By Ann Patchett
This is not a zine, but an essay that novelist Ann Patchett delivered at Sarah Lawrence College’s commencement in 2006. However, this book’s personal and inspirational content and artistic appearance makes it seem that if it weren’t written by an award-winning author and professionally published, it could be a zine. Sarah Lawrence’s website states that in her speech, Patchett “drew similarities between plotting a novel and the first steps into post-academic life.” While this is not untrue, I believe that this summary misses the whole point of her speech. Patchett’s speech features main themes that go much deeper than the creation of a novel and the writing process and is full of quotes such as one at the beginning of the speech that wisely states:
Coming back is the thing that enables you to see how all the dots in your life are connected, how one decision leads you to another, how one twist of fate, good or bad, brings you to a door that later takes you to another door, which, aided by several detours—long hallways and unforeseen stairwells—eventually puts you in the place you are now. Every choice lays down a trail of bread crumbs, so that when you look behind you there appears to be a very clear path that points straight to the place where you now stand. But when you look ahead there isn’t a bread crumb in sight—there are just a few shrubs, a bunch of trees, a handful of skittish woodland creatures. You glance from left to right and find no indication of which way you’re supposed to go. And so you stand there, sniffing at the wind, looking for directional clues in the growth patterns of moss, and you think, What now?

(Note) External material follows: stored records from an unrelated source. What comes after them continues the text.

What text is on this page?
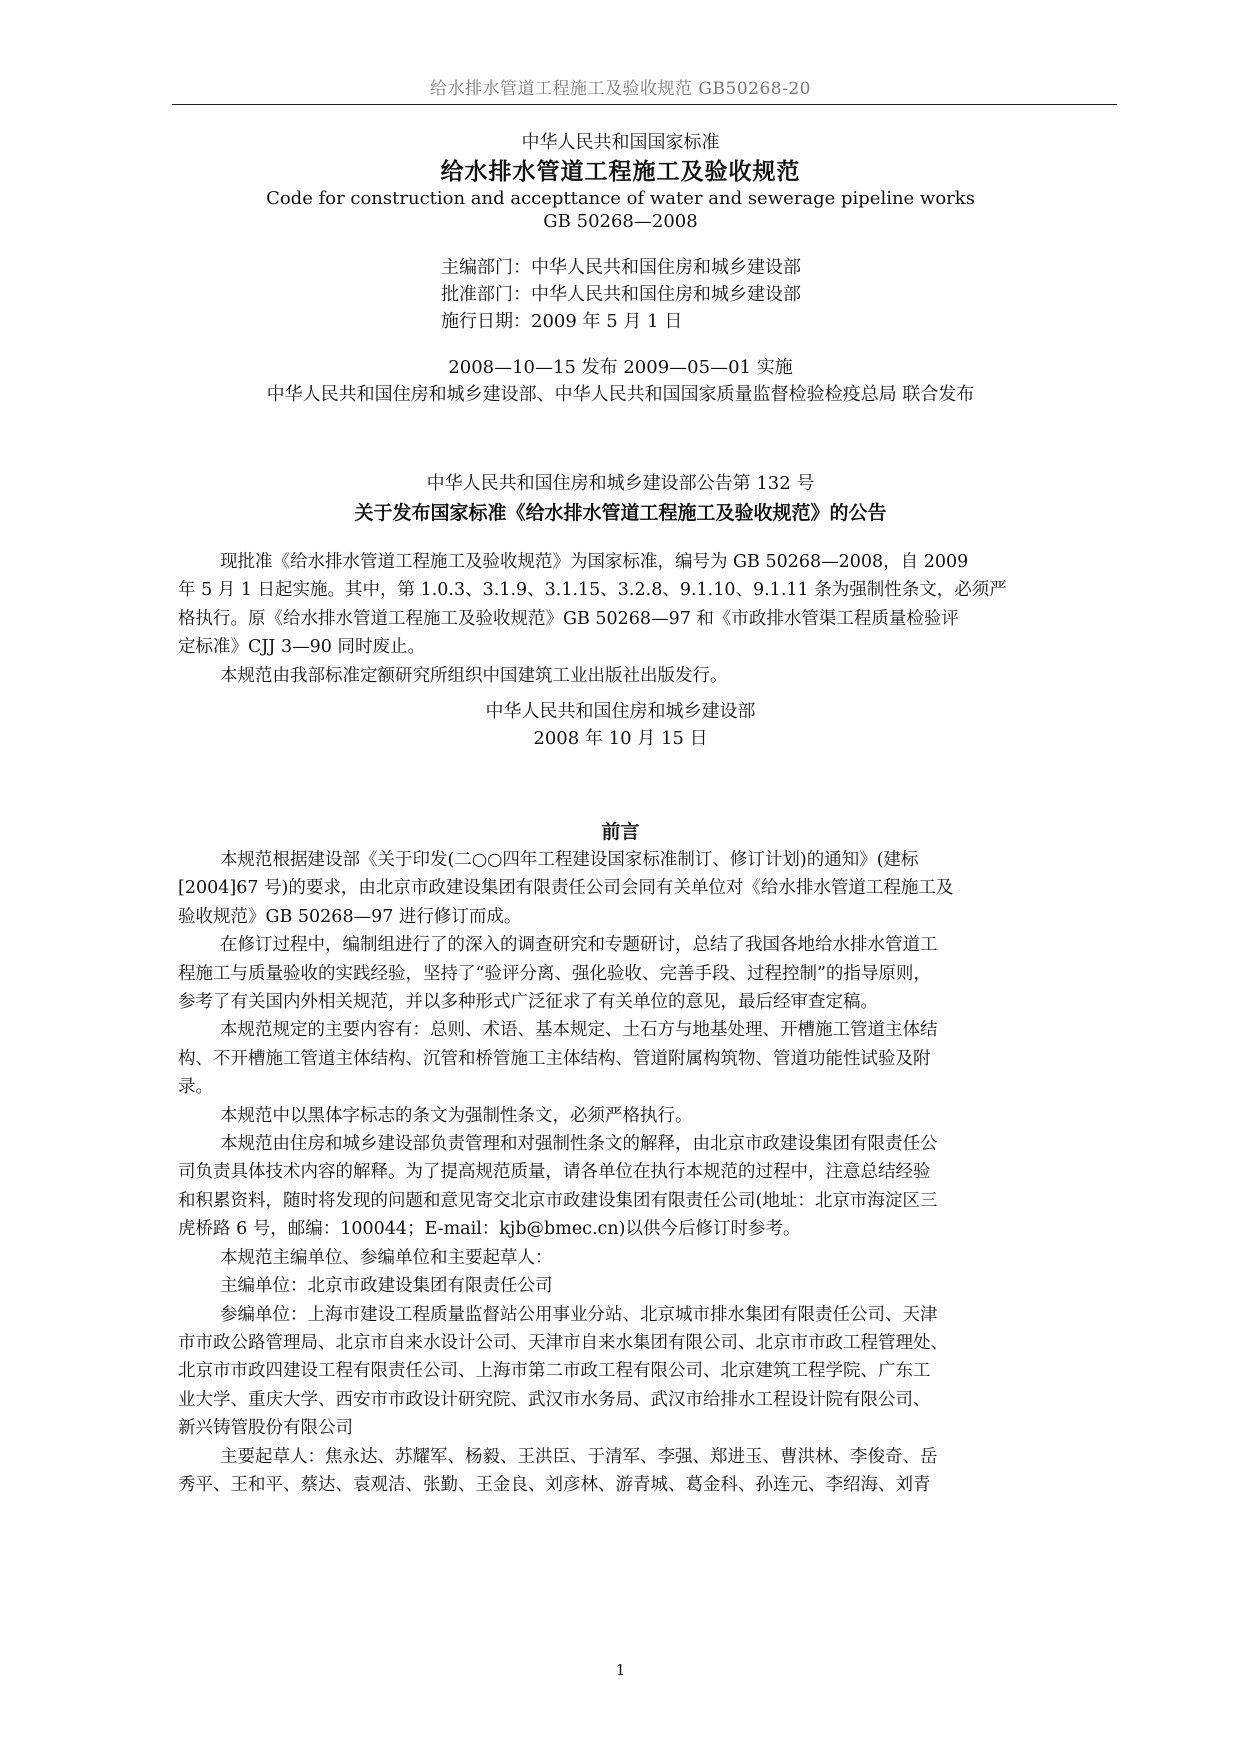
给水排水管道工程施工及验收规范 GB50268-20
中华人民共和国国家标准
给水排水管道工程施工及验收规范
Code for construction and accepttance of water and sewerage pipeline works
GB 50268—2008
主编部门：中华人民共和国住房和城乡建设部
批准部门：中华人民共和国住房和城乡建设部
施行日期：2009 年 5 月 1 日
2008—10—15 发布 2009—05—01 实施
中华人民共和国住房和城乡建设部、中华人民共和国国家质量监督检验检疫总局 联合发布
中华人民共和国住房和城乡建设部公告第 132 号
关于发布国家标准《给水排水管道工程施工及验收规范》的公告
现批准《给水排水管道工程施工及验收规范》为国家标准，编号为 GB 50268—2008，自 2009
年 5 月 1 日起实施。其中，第 1.0.3、3.1.9、3.1.15、3.2.8、9.1.10、9.1.11 条为强制性条文，必须严
格执行。原《给水排水管道工程施工及验收规范》GB 50268—97 和《市政排水管渠工程质量检验评
定标准》CJJ 3—90 同时废止。
本规范由我部标准定额研究所组织中国建筑工业出版社出版发行。
中华人民共和国住房和城乡建设部
2008 年 10 月 15 日
前言
本规范根据建设部《关于印发(二○○四年工程建设国家标准制订、修订计划)的通知》(建标
[2004]67 号)的要求，由北京市政建设集团有限责任公司会同有关单位对《给水排水管道工程施工及
验收规范》GB 50268—97 进行修订而成。
在修订过程中，编制组进行了的深入的调查研究和专题研讨，总结了我国各地给水排水管道工
程施工与质量验收的实践经验，坚持了“验评分离、强化验收、完善手段、过程控制”的指导原则，
参考了有关国内外相关规范，并以多种形式广泛征求了有关单位的意见，最后经审查定稿。
本规范规定的主要内容有：总则、术语、基本规定、土石方与地基处理、开槽施工管道主体结
构、不开槽施工管道主体结构、沉管和桥管施工主体结构、管道附属构筑物、管道功能性试验及附
录。
本规范中以黑体字标志的条文为强制性条文，必须严格执行。
本规范由住房和城乡建设部负责管理和对强制性条文的解释，由北京市政建设集团有限责任公
司负责具体技术内容的解释。为了提高规范质量，请各单位在执行本规范的过程中，注意总结经验
和积累资料，随时将发现的问题和意见寄交北京市政建设集团有限责任公司(地址：北京市海淀区三
虎桥路 6 号，邮编：100044；E-mail：kjb@bmec.cn)以供今后修订时参考。
本规范主编单位、参编单位和主要起草人：
主编单位：北京市政建设集团有限责任公司
参编单位：上海市建设工程质量监督站公用事业分站、北京城市排水集团有限责任公司、天津
市市政公路管理局、北京市自来水设计公司、天津市自来水集团有限公司、北京市市政工程管理处、
北京市市政四建设工程有限责任公司、上海市第二市政工程有限公司、北京建筑工程学院、广东工
业大学、重庆大学、西安市市政设计研究院、武汉市水务局、武汉市给排水工程设计院有限公司、
新兴铸管股份有限公司
主要起草人：焦永达、苏耀军、杨毅、王洪臣、于清军、李强、郑进玉、曹洪林、李俊奇、岳
秀平、王和平、蔡达、袁观洁、张勤、王金良、刘彦林、游青城、葛金科、孙连元、李绍海、刘青
1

The thing that I find most interesting about this book is that she rewrote the entire thing after being advised to do so by her favorite former college professor. Patchett is an acclaimed writer who has won numerous awards, but she still believes that she can always learn from others. In this book, she writes about her life experiences as she navigates the questions and doubts throughout the different stages of her college and post-college life. Each stage is dotted with uncertainty and questioning, but that is what Patchett wants her audience to realize and become comfortable with. After she got accepted to college, Patchett thought the questions of “what now” would end, but she soon discovered that into her junior and senior year, she would face the same question, and more of its kind…and these questions continued after she graduated, and while she had a waitressing job, and while she was in grad school, and…You get the idea. The speech is, at its heart, an inspirational, funny, and interesting ride through Patchett’s life. She eventually embraces the uncertainty that makes life exciting, and she wants the students to feel excited for the future and at ease that everything may not always be planned out for them. I also like the photographs that are sprinkled throughout the book, which reflect the uncertainty but peace that Patchett’s essay also conveys. They are black and white ambiguous images of signs pointing in both directions, people lost and wandering, garden labyrinths, infinite highways, mazes, endless circular paths of footsteps in the sand, question marks, missing puzzle pieces, and other such symbols that represent the idea of “what now?” and represent the desperation and hopelessness that Patchett once felt during those times in her life. She was able to overcome those feelings, however, and through her speech, shares various life lessons she learned and urges the graduating seniors to enjoy the moment and be open to life and whatever paths their lives may take – which are always winding, always bumpy, and always unexpected.